During the July meeting of the Macon County Board of Education, the board voted to approve $97,000 from the school's capital outlay budget to fund some much needed upgrades to schools within the district.
Among renovations projects to get under way this school year are overall renovations to Union Academy that total $20,000. The renovations include basic improvements that are intended to bring the school to the same functioning level as other school sites in the districts. The board also allocated $20,000 of the $97,000 to be used to finish upgrading the windows at Nantahala. As funding has allowed over the years, outdated windows have been replaced at Nantahala so the board decided to fully fund that project so it can be completed.
The board also designated $20,000 from the capital outlay fund to go toward a complete upgrade to the bell/clock system at Macon Middle School. The upgrade will allow the school to be more effective and operate more efficiently. $25,000 of the $97,000 was designated to fund custodial equipment for the new Iotla Valley School. In partnership with the county, the new school site is on track to be opened by the Aug. 9 start date. The board also allocated $12,000 for a mower at Iotla Valley.According to Macon County Schools Finance Director Angie Cook, Macon County received $256,000 from the county for school improvements across the district. After completing the projects and supplying equipment for the new school, Cook said that the school system will have $159,000 in the capital outlay fund for the remainder of the year.
Overall, Macon County commissioners approved $6,911,000 in general operating expenses for the 2012-13 year. According to Cook, that is the same amount that the schools had received up until two years ago when it was reduced to $6,705,750. “This was our appropriation each year for the past two years so we are grateful to have that level of funding restored to the $6,911,000,” said Cook. “Also, the county had approved to allocate $1.5 million for the upgrading of technology throughout Macon County schools.”
Macon County's state allocation
For the past several years, Macon County has received a state allocation for funding for the budget and then has been asked to return a discretionary reversion of some amount. This year, Macon County was mandated to return $1,064,424 back to the state, which is comparable to last year's reversion of $1.26 million.
In order to account for the $1.06 million loss, Cook has to rearrange federal and local dollars in order to avoid laying off employees or eliminating programs. “We are trading in 18 teacher positions which will give us $1,010,862 and the additional $53,562 will come from teacher assistant funding,” said Cook. “We will pick these positions up from local and/or federal funds.”
Originally when planning for this year's budget, Cook anticipated an increase in the reversion and budget for a $1.4 million shortfall. Seeing a reduction in the reversion, plus the 1.2 percent increase included in the state budget for all state employees, has lightened the burden for Macon County for now.
According to Sen. Jim Davis (R-50), by next year, there will be no reversion at all. “I anticipate the reversion will go away completely by next year,” he said. “It needs to go away in my opinion and we are working toward that; it was reduced this year.”

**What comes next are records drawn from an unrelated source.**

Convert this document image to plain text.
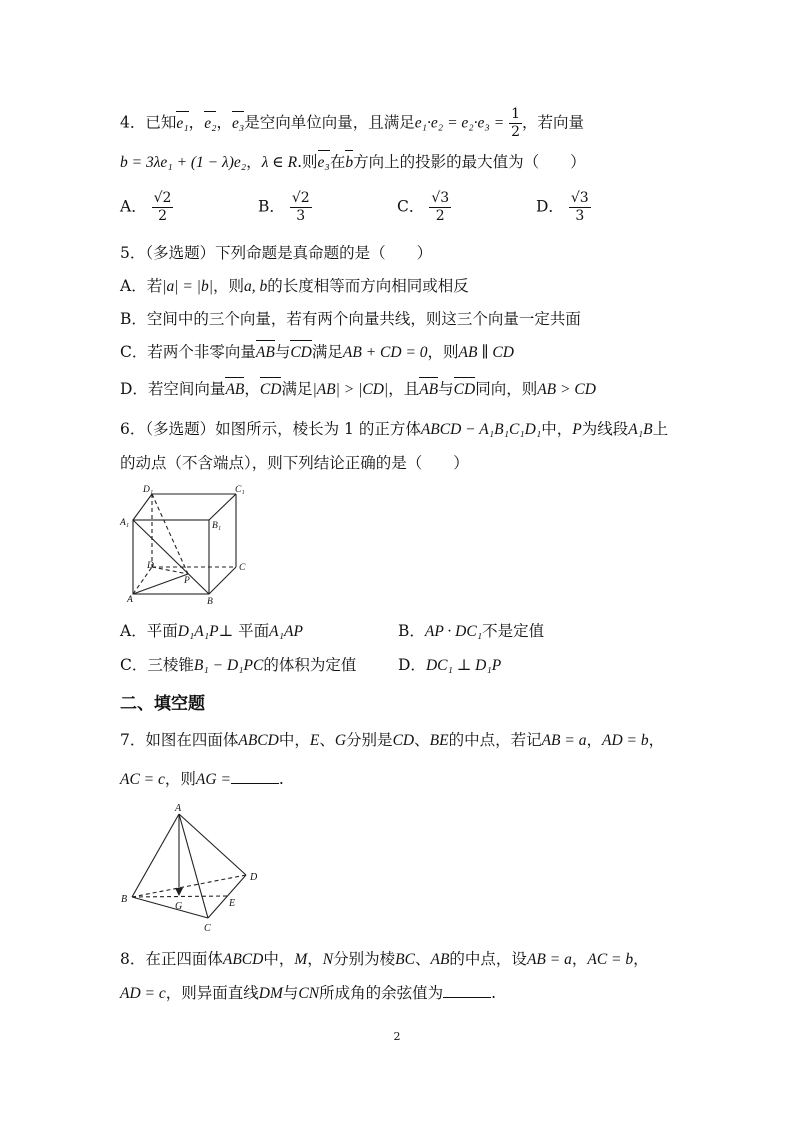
4．已知e₁，e₂，e₃是空向单位向量，且满足$e_1\cdot e_2 = e_2\cdot e_3 = \frac{1}{2}$ ，若向量
b = 3λe₁ + (1 − λ)e₂，λ ∈ R.则e₃在b方向上的投影的最大值为（　　）
A． $\frac{√2}{2}$	B． $\frac{√2}{3}$	C． $\frac{√3}{2}$	D． $\frac{√3}{3}$
5．（多选题）下列命题是真命题的是（　　）
A．若|a| = |b|，则a, b的长度相等而方向相同或相反
B．空间中的三个向量，若有两个向量共线，则这三个向量一定共面
C．若两个非零向量AB与CD满足AB + CD = 0，则AB ∥ CD
D．若空间向量AB，CD满足|AB| > |CD|，且AB与CD同向，则AB > CD
6．（多选题）如图所示，棱长为 1 的正方体ABCD − A₁B₁C₁D₁中，P为线段A₁B上
的动点（不含端点），则下列结论正确的是（　　）
D₁	C₁
A₁	B₁
D	C
P
A	B
A．平面D₁A₁P⊥ 平面A₁AP	B．AP · DC₁不是定值
C．三棱锥B₁ − D₁PC的体积为定值	D．DC₁ ⊥ D₁P
二、填空题
7．如图在四面体ABCD中，E、G分别是CD、BE的中点，若记AB = a，AD = b，
AC = c，则AG =	.
A
D
B
G	E
C
8．在正四面体ABCD中，M，N分别为棱BC、AB的中点，设AB = a，AC = b，
AD = c，则异面直线DM与CN所成角的余弦值为	.
2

Davis pointed out that although local districts will not be receiving as much federal stimulus dollars this year, the state allotment is actually $260 million more than last year. “We have spent more in the last two years for education that in the previous two years,” said Davis. “In addition to a 1.2 percent raise for teachers, we have invested $260 million more state dollars for K-12 education.”
“We were glad that we were able to get the raise to teachers and all state employees and even secure a 1.2 percent cost of living adjustment for state retirees,” said Davis. “And we were able to do that within the confines of no tax increases and still be able to produce a balanced budget.”
The raise that the General Assembly approved last month marks the first raise that teachers have received in four years.